Im Kabinett des oberen Stockwerkes dann wieder Buntes. Mit Ayoung Kims Many Worlds Over wird eine komplexe Installation gezeigt, die wie ein verwirrender Spiegelsaal mit Multimediaeffekten wirkt. Die koreanische Künstlerin hat mit KI-erzeugten Videos, Spielsimulationen und Skulpturen ein fiktives Universum geschaffen, das den Betrachter räumlich desorientiert und zur Erforschung einlädt. Für die Ausstellung wurden Komponenten aus einem Werkzyklus Kims zusammengeführt, in denen die Geschichte einer Lieferfahrerin und einer Doppelgängerin in einem fiktiven Seoul erzählt wird. Verspiegelte Wände und Metallstrukturen erschweren eine Orientierung zwischen Zeit und Ort, zwischen Gegenwart und Zukunft. Besucher werden immer wieder mit ihrem eigenen Bild konfrontiert. Das Werk Ayoung Kims ist im Hamburger Bahnhof noch bis zum 20. Juli des Jahres zu sehen. Auch hier wird im Bookshop ein Katalog angeboten.

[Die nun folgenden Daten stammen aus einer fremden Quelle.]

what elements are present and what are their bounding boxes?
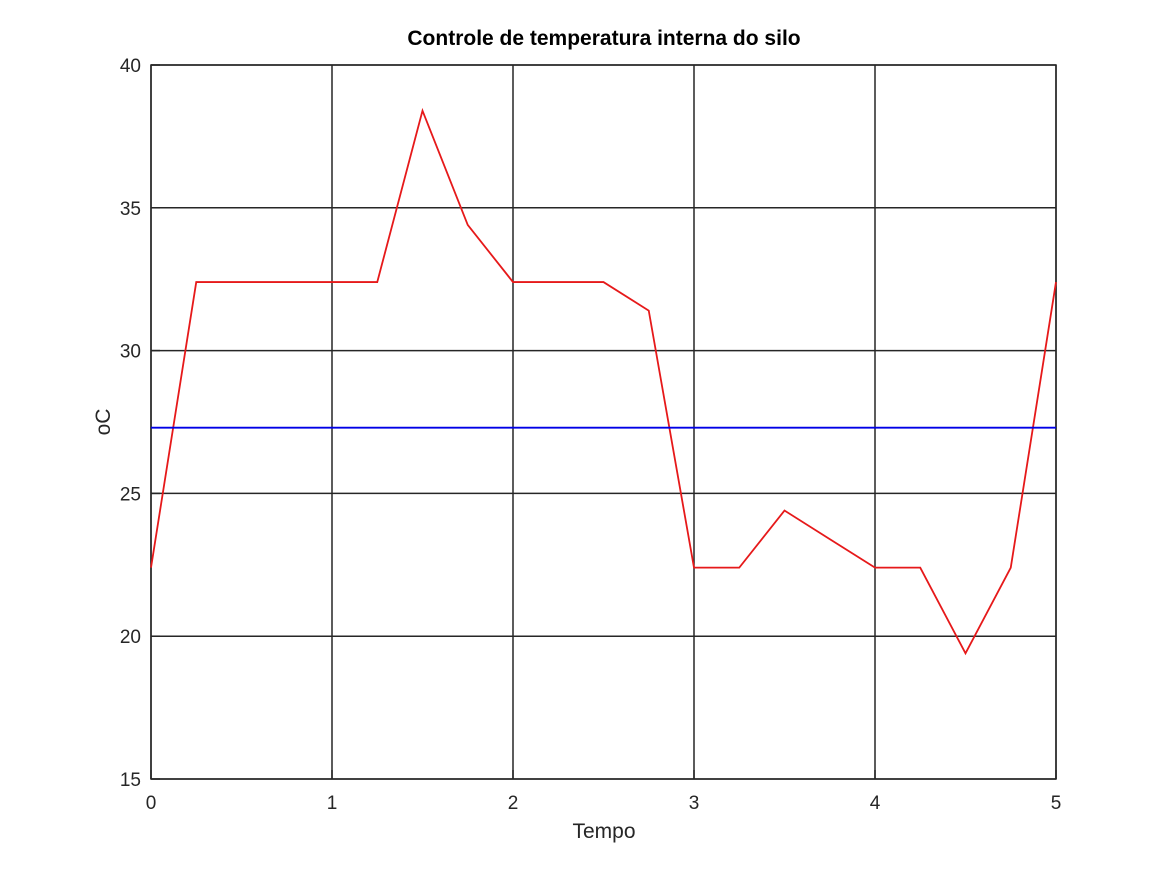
- chart-title: Controle de temperatura interna do silo: [407, 27, 800, 50]
- y-tick-label: 30: [120, 342, 141, 363]
- y-tick-label: 20: [120, 627, 141, 648]
- y-tick-label: 25: [120, 484, 141, 505]
- y-tick-label: 35: [120, 199, 141, 220]
- grid: [151, 65, 1056, 779]
- x-tick-label: 5: [1051, 793, 1062, 814]
- y-tick-label: 40: [120, 56, 141, 77]
- series-group: [151, 111, 1056, 654]
- x-tick-label: 0: [146, 793, 157, 814]
- plot-area-border: [151, 65, 1056, 779]
- series-line-temperatura: [151, 111, 1056, 654]
- y-axis-label: oC: [92, 409, 115, 436]
- tick-labels: 0 1 2 3 4 5 15 20 25 30 35 40: [120, 56, 1061, 814]
- x-axis-label: Tempo: [572, 820, 635, 843]
- x-tick-label: 4: [870, 793, 881, 814]
- y-tick-label: 15: [120, 770, 141, 791]
- x-tick-label: 3: [689, 793, 700, 814]
- x-tick-label: 1: [327, 793, 338, 814]
- x-tick-label: 2: [508, 793, 519, 814]
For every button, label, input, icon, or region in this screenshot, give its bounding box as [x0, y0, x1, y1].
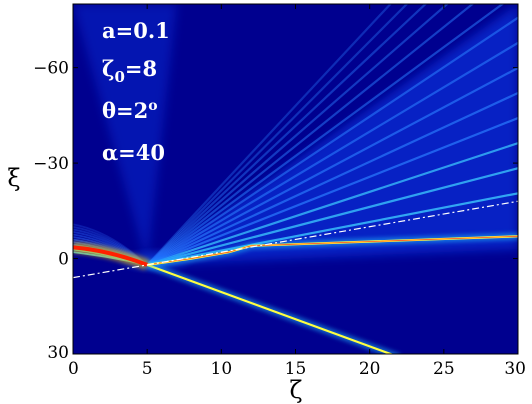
annotation-a: a=0.1 [102, 18, 170, 43]
fringe-ray [146, 4, 505, 266]
x-tick-label: 5 [142, 359, 153, 379]
heatmap-field [73, 4, 518, 354]
plot-frame [72, 3, 519, 355]
fringe-ray [146, 91, 518, 266]
x-tick-label: 15 [285, 359, 307, 379]
fringe-ray [146, 142, 518, 266]
upper-beam-core [147, 235, 518, 266]
upper-glow [147, 4, 518, 265]
fringe-ray [146, 16, 518, 266]
fringe-ray [146, 4, 475, 266]
x-tick-label: 0 [68, 359, 79, 379]
x-axis-label: ζ [289, 376, 302, 404]
x-axis-ticks: 0 5 10 15 20 25 30 [68, 4, 526, 379]
annotation-zeta0: ζ0=8 [102, 56, 157, 86]
fringe-ray [146, 4, 428, 266]
y-axis-label: ξ [7, 164, 20, 192]
y-tick-label: 30 [47, 343, 69, 363]
fringe-ray [146, 4, 392, 266]
y-tick-label: −30 [33, 154, 69, 174]
fringe-ray [146, 167, 518, 266]
y-tick-label: −60 [33, 59, 69, 79]
fringe-ray [146, 4, 409, 266]
lower-beam [146, 263, 394, 354]
fringe-ray [146, 41, 518, 266]
x-tick-label: 20 [359, 359, 381, 379]
y-axis-ticks: −60 −30 0 30 [33, 59, 518, 363]
fringe-ray [146, 117, 518, 266]
fringe-ray [146, 4, 449, 266]
dash-dot-line [73, 200, 518, 279]
annotation-alpha: α=40 [102, 140, 165, 165]
fringe-ray [146, 66, 518, 266]
heatmap-plot-area [73, 4, 518, 354]
parameter-annotations: a=0.1 ζ0=8 θ=2o α=40 [102, 18, 170, 165]
annotation-theta: θ=2o [102, 98, 158, 123]
initial-beam [73, 245, 148, 267]
y-tick-label: 0 [58, 250, 69, 270]
upper-left-glow [73, 4, 177, 265]
x-tick-label: 25 [433, 359, 455, 379]
x-tick-label: 30 [504, 359, 526, 379]
x-tick-label: 10 [211, 359, 233, 379]
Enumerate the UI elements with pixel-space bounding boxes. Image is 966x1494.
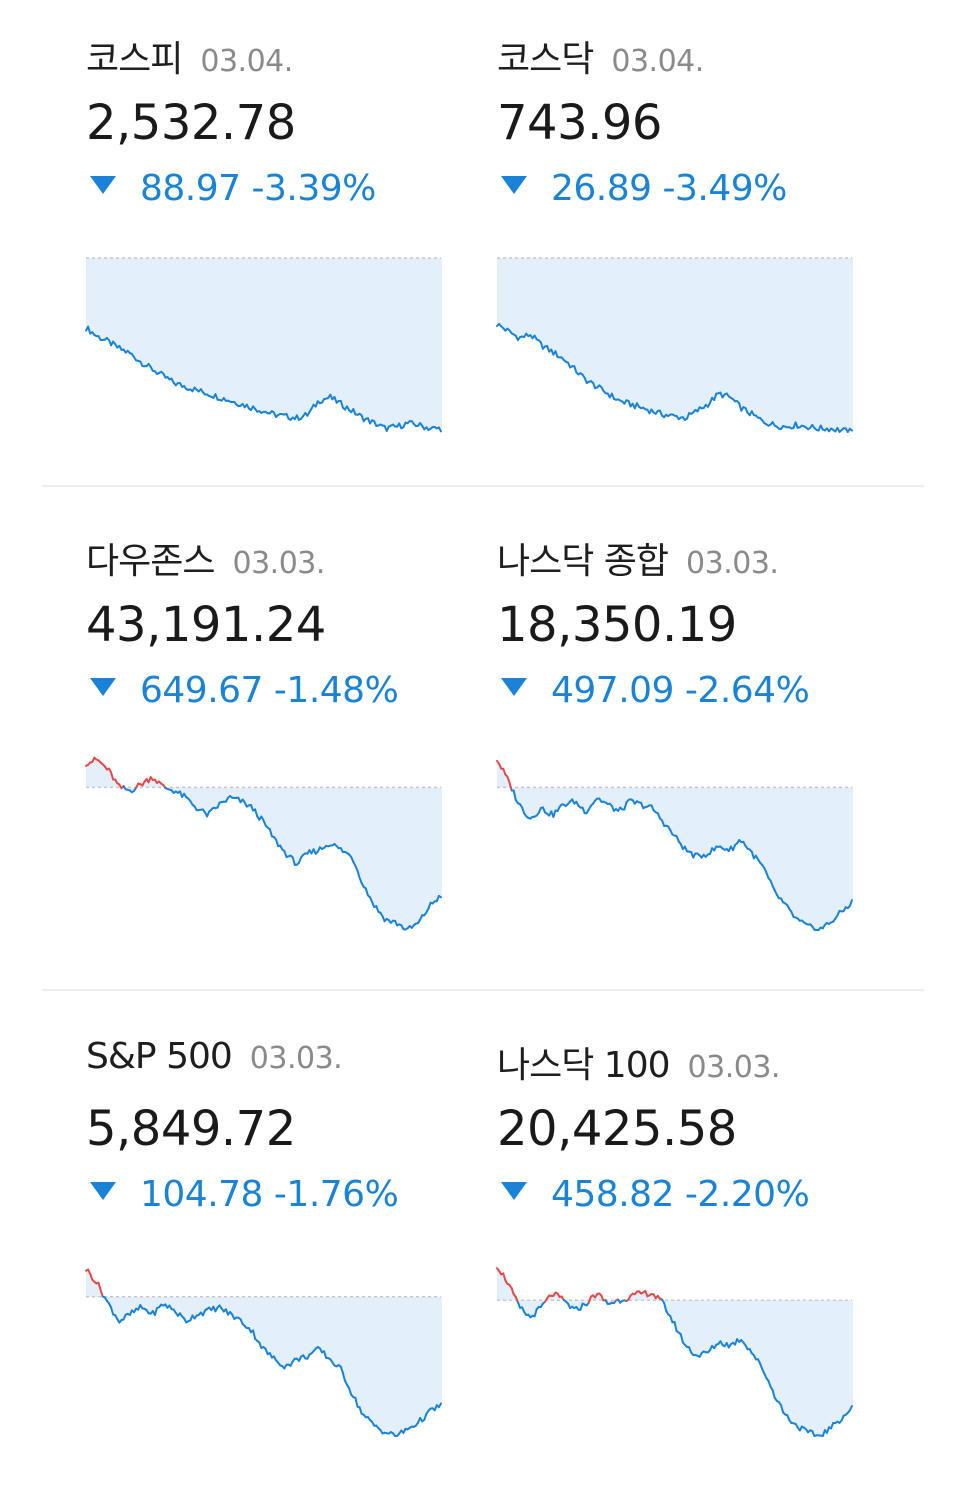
index-change: 26.89 -3.49% [497, 168, 787, 209]
index-name: 코스닥 [497, 39, 593, 80]
change-percent: -1.48% [274, 670, 398, 711]
index-row-2: 다우존스 03.03. 43,191.24 649.67 -1.48% 나스닥 종… [0, 488, 966, 990]
sparkline-area [86, 258, 441, 431]
sparkline-chart [497, 1254, 852, 1444]
index-name: 다우존스 [86, 541, 214, 582]
down-arrow-icon [501, 678, 527, 696]
sparkline-chart [497, 250, 852, 440]
sparkline-chart [86, 748, 441, 938]
change-percent: -2.20% [685, 1174, 809, 1215]
index-card-nasdaq-100[interactable]: 나스닥 100 03.03. 20,425.58 458.82 -2.20% [497, 992, 877, 1472]
change-percent: -3.39% [252, 168, 376, 209]
index-card-dow-jones[interactable]: 다우존스 03.03. 43,191.24 649.67 -1.48% [86, 488, 466, 968]
index-card-kosdaq[interactable]: 코스닥 03.04. 743.96 26.89 -3.49% [497, 0, 877, 480]
sparkline-segment [510, 782, 512, 790]
change-percent: -1.76% [274, 1174, 398, 1215]
change-percent: -3.49% [663, 168, 787, 209]
index-name: 나스닥 100 [497, 1045, 670, 1086]
sparkline-chart [86, 250, 441, 440]
sparkline-chart [86, 1254, 441, 1444]
change-percent: -2.64% [685, 670, 809, 711]
sparkline-area [497, 1268, 852, 1436]
sparkline-segment [850, 429, 852, 431]
index-date: 03.03. [232, 546, 324, 581]
index-date: 03.03. [688, 1050, 780, 1085]
section-divider [42, 485, 924, 487]
sparkline-area [497, 761, 852, 930]
index-value: 20,425.58 [497, 1101, 737, 1157]
index-date: 03.03. [686, 546, 778, 581]
index-name: 코스피 [86, 39, 182, 80]
index-date: 03.03. [250, 1041, 342, 1076]
down-arrow-icon [90, 176, 116, 194]
index-value: 43,191.24 [86, 597, 326, 653]
index-card-sp500[interactable]: S&P 500 03.03. 5,849.72 104.78 -1.76% [86, 992, 466, 1472]
index-value: 5,849.72 [86, 1101, 296, 1157]
change-amount: 649.67 [140, 670, 263, 711]
sparkline-area [497, 258, 852, 432]
sparkline-segment [439, 896, 441, 897]
index-value: 18,350.19 [497, 597, 737, 653]
index-change: 458.82 -2.20% [497, 1174, 809, 1215]
change-amount: 497.09 [551, 670, 674, 711]
index-change: 104.78 -1.76% [86, 1174, 398, 1215]
change-amount: 88.97 [140, 168, 241, 209]
index-change: 88.97 -3.39% [86, 168, 376, 209]
change-amount: 104.78 [140, 1174, 263, 1215]
index-value: 743.96 [497, 95, 662, 151]
index-date: 03.04. [611, 44, 703, 79]
index-card-kospi[interactable]: 코스피 03.04. 2,532.78 88.97 -3.39% [86, 0, 466, 480]
index-change: 497.09 -2.64% [497, 670, 809, 711]
index-change: 649.67 -1.48% [86, 670, 398, 711]
change-amount: 458.82 [551, 1174, 674, 1215]
down-arrow-icon [501, 1182, 527, 1200]
down-arrow-icon [90, 678, 116, 696]
sparkline-area [86, 1270, 441, 1436]
index-row-3: S&P 500 03.03. 5,849.72 104.78 -1.76% 나스닥… [0, 992, 966, 1494]
change-amount: 26.89 [551, 168, 652, 209]
sparkline-chart [497, 748, 852, 938]
index-name: 나스닥 종합 [497, 541, 668, 582]
index-date: 03.04. [200, 44, 292, 79]
section-divider [42, 989, 924, 991]
index-value: 2,532.78 [86, 95, 296, 151]
down-arrow-icon [90, 1182, 116, 1200]
down-arrow-icon [501, 176, 527, 194]
index-row-1: 코스피 03.04. 2,532.78 88.97 -3.39% 코스닥 03.04… [0, 0, 966, 502]
index-name: S&P 500 [86, 1036, 232, 1077]
index-card-nasdaq-composite[interactable]: 나스닥 종합 03.03. 18,350.19 497.09 -2.64% [497, 488, 877, 968]
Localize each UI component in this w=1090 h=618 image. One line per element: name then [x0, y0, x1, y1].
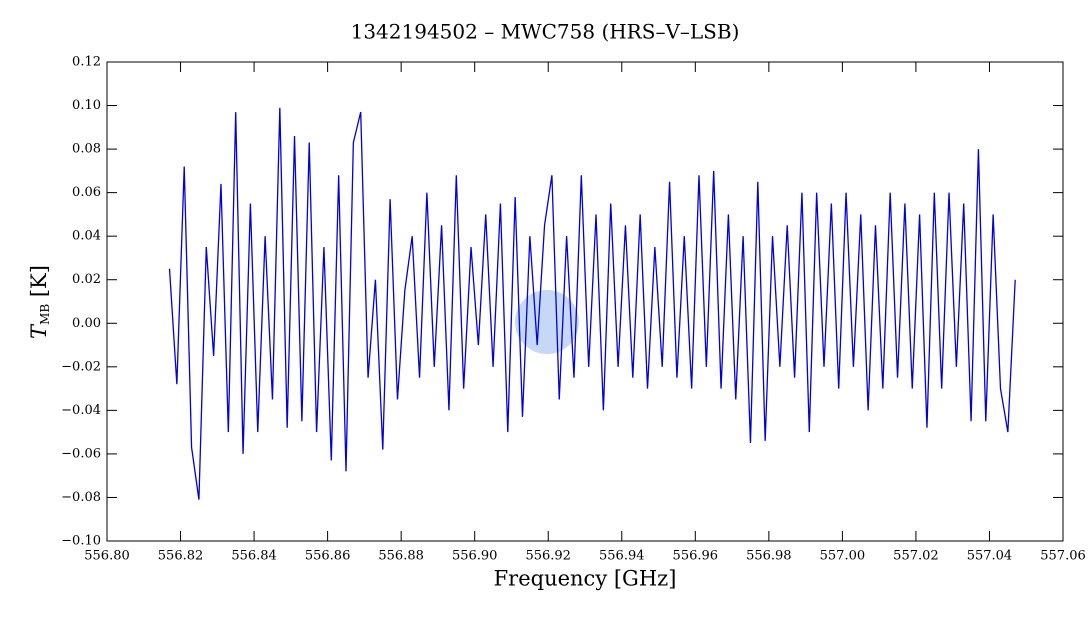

Geradezu erholsam nach all den Riesenobjekten von Hosnedlová, Beuys, Nauman und Kim, deren Materialaufwand nicht nur beeindruckt, sondern hinsichtlich ihrer Gigantomanie auch nachdenklich macht, dann schließlich im Obergeschoss des Westflügels neben einigen Fotoserien und Objekten anderer Künstlerinnen und Künstler das Videoessay Lange Welle von Tina Bara aus dem Jahr 2016 mit Schwarzweißfotografien und gesprochenem Begleittext. In den 1980er Jahren nahm sie in Ost-Berlin und anderswo tausende von Bildern auf, darunter intime Portraits von Freundinnen und Freunden und auch von sich selbst. Eingearbeitet in den Fotofilm sind die Dokumentation eines von den DDR-Behörden zensierten Künstlerprojektes im Chemiewerk Buna sowie Geschichten der Ausreise Unangepasster in den Westen. Sie selbst verließ die DDR im Juli 1989 kurz vor dem Ende des Staates. Rund 25 Jahre nach dem Mauerfall suchte sie aus ihrem Archiv die im Fotofilm gezeigten Bilder heraus. In seiner konzentrierten Schlichtheit beeindruckt das Werk. Das Kleine erwies sich beim Besuch des Hamburger Bahnhofs jedenfalls nach all dem Großen als das persönlich vielleicht Nachhaltigste.
Der Hamburger Bahnhof – Nationalgalerie der Gegenwart befindet sich in der Invalidenstraße unweit des Berliner Hauptbahnhofs.